6話
和子が喘がないままフィニッシュした夫の勝基がどこまでも自己中な性格を発揮し、ノリが悪いと不平を漏らすので、彼女はせめてもの意思表示であらためて拒否の言葉を発した事実を告げた。

妻の変化に気づきつつも性欲を抑えられない勝基は後輩たちとナンパし、失敗し、イライラを酒にぶつけて下卑た話を居酒屋で語り合う。
後輩は彼女に振られたばかりの話題を持ち出し、どうして女は不満を溜め込んでから一気にぶちまけ、一気に別れまで持ち込むのか謎だと愚痴りつつ、ラブラブだろう勝基夫婦を羨ましがった。
勝基と和子はサッカー部のエースとマネージャーという、学生時代には理想的な青春カップルとして有名だった。

勝基もその時のことを思い出して、当時は校内の色んなところでヤリまくったと自慢気に話すも、最近はよく断られるし、和子が何やら本を読み始めていると暴露した。
その後で相変わらず妻を貶して笑いを取ろうとするが、見ないようにしていた事実を後輩に突かれ、何も言えなくなってまた酒に逃げるのだった。
そのせいか、帰りの電車で高校時代のスリムな和子を思い出すも、その当時から勝基は自分が気持ち良くなることしか考えていなかった。

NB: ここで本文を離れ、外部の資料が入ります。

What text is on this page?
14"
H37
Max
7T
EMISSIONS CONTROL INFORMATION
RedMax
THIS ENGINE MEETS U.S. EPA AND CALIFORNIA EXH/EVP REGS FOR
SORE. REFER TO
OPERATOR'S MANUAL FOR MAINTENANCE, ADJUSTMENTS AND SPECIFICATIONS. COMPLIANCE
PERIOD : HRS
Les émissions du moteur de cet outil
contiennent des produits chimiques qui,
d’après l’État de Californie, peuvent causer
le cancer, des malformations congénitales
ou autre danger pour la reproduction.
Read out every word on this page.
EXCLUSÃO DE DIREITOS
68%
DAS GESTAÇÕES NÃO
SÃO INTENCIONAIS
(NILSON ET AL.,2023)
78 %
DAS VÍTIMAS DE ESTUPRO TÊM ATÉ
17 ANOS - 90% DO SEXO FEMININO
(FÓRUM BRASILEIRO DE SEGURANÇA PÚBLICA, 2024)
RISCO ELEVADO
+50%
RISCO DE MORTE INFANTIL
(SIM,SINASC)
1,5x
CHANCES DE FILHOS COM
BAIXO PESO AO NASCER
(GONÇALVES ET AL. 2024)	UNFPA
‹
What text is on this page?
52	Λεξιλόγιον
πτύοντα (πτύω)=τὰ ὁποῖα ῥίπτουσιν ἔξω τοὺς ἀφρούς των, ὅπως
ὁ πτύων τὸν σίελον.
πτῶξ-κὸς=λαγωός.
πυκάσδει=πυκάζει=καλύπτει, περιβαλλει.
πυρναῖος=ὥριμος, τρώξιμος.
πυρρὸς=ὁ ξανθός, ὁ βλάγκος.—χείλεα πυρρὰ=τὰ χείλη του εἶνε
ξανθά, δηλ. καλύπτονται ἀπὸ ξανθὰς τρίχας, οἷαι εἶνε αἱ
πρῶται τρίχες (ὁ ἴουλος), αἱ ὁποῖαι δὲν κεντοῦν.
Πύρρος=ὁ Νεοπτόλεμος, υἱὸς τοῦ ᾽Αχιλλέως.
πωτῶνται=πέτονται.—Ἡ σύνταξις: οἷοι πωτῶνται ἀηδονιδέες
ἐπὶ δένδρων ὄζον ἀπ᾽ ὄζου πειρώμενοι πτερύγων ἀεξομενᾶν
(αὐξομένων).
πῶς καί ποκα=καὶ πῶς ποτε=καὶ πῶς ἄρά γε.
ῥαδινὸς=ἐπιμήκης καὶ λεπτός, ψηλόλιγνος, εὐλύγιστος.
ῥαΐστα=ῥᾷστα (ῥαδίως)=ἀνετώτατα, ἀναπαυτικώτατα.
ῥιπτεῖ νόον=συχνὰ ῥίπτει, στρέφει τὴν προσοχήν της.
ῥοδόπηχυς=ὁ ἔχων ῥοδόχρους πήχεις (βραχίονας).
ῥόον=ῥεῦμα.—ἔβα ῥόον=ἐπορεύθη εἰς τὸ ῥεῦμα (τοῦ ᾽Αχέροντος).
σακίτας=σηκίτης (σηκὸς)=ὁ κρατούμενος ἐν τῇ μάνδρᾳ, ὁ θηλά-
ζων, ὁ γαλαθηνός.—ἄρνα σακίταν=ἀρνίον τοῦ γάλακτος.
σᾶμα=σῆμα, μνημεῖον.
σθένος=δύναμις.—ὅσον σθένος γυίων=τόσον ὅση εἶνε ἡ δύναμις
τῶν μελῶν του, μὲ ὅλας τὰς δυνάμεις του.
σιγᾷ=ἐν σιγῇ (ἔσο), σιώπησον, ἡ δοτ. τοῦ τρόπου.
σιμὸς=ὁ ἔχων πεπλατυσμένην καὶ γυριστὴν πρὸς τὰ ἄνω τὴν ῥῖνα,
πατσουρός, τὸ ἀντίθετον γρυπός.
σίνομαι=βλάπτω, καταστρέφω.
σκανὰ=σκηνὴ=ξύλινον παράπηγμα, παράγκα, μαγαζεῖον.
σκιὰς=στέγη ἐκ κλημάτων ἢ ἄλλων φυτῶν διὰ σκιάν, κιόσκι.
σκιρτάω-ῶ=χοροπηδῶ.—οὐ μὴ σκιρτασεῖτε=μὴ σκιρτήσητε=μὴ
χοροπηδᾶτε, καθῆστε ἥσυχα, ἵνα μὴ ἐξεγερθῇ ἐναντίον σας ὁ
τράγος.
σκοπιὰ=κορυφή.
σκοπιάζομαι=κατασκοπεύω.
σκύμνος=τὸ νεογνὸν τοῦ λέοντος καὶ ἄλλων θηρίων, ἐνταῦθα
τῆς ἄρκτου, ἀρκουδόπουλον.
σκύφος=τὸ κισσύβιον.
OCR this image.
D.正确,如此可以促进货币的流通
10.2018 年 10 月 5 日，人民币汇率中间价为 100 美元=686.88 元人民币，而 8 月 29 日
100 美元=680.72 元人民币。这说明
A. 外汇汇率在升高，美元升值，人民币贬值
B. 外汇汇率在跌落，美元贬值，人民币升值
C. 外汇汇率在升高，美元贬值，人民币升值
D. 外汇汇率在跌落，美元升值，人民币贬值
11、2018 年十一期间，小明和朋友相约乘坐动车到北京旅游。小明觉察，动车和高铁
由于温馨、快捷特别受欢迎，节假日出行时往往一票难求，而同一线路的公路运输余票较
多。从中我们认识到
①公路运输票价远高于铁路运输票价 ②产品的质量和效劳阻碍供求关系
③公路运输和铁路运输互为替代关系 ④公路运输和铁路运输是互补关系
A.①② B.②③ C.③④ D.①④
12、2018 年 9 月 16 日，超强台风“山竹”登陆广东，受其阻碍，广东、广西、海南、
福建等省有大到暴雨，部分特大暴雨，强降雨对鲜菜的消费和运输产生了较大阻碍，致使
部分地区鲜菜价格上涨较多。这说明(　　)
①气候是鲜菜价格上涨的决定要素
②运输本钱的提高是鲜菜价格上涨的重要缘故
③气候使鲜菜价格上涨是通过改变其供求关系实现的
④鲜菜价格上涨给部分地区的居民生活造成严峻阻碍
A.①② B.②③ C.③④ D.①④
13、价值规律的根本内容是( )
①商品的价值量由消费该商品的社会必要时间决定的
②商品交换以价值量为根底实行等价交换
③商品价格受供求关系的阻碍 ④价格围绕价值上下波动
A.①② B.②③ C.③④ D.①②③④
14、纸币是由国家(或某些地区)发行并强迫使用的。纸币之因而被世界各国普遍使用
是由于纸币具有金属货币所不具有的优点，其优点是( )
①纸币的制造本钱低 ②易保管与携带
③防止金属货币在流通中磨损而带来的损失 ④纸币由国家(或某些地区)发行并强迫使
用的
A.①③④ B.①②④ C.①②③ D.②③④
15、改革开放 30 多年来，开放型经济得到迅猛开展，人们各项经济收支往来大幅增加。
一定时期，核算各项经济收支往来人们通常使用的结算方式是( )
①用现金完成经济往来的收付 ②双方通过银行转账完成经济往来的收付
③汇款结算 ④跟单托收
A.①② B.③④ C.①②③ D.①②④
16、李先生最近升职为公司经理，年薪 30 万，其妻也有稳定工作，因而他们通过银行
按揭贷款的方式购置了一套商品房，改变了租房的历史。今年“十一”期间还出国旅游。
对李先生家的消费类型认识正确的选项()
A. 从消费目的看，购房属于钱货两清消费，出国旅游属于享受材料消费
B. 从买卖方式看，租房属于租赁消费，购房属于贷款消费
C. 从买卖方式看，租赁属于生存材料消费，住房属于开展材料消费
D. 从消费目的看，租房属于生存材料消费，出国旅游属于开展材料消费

そんな危機感を抱いても、最寄りの駅についてから和子に電話しても通話中で繋がらないことにイライラして暴れ、夜遅い時間にも関わらず、友達の育雄に電話をかけて迎えに来させようとした。
仕方なく迎えに来てくれた友達夫婦の車に乗って家に着くなり、自分が言ったことも忘れて和子を怒鳴りつけた。
そしてテーブルに資格勉強用の本を見つけるとまた頭に血が上ってそれを蹴り飛ばし、止めようとする育雄も殴ってしまう。
それでいい加減愛想をつかした和子は怒鳴り返し、家を出た。

それから三日経っても和子が帰らないことにイライラし続けるだけの勝基は、自分がどれだけクズなのかは全く顧みずに不平不満だけを募らせ、挙句には仕事中に気を失って入院するほどの怪我を負ってしまった。
目が覚めた時には病室で、傍に和子がいた。
しかし、甲斐甲斐しくマッサージをしてくれるお礼より前に、自分の不平不満だけをつらつらと挙げ、逆に和子が謝って仲直りできる展開を予想した。
もちろんそんな展開にはならず、エッチが下手なことを突きつけられた。

10年間、一度も気持ち良くなったことがない和子は、付き合い始めた当初はそれも愛情でカバーできていたが、いつしか性欲解消だけの挿入に心が離れていった。
とは言え、たださせるがままだった自分も良くなかったと反省の色を見せる。
そして、自分も浮気したことを打ち明け、離婚を願い出たのだった。
退院日当日、和子は母校の高校に寄り、休みで誰もいないグラウンドにボールを見つけると、促されるまま、数々の溜まっていた不満をぶちまけた。
ナンパからの浮気に全部気づいていたことも伝えてから骨折している夫を煽ることで、久しぶりに女子高生らしい無邪気な笑みを零すことができた。

その後、和子たちが10年ぶりにフリーに戻った頃、結月はついに注文した大人のおもちゃを受け取っていた。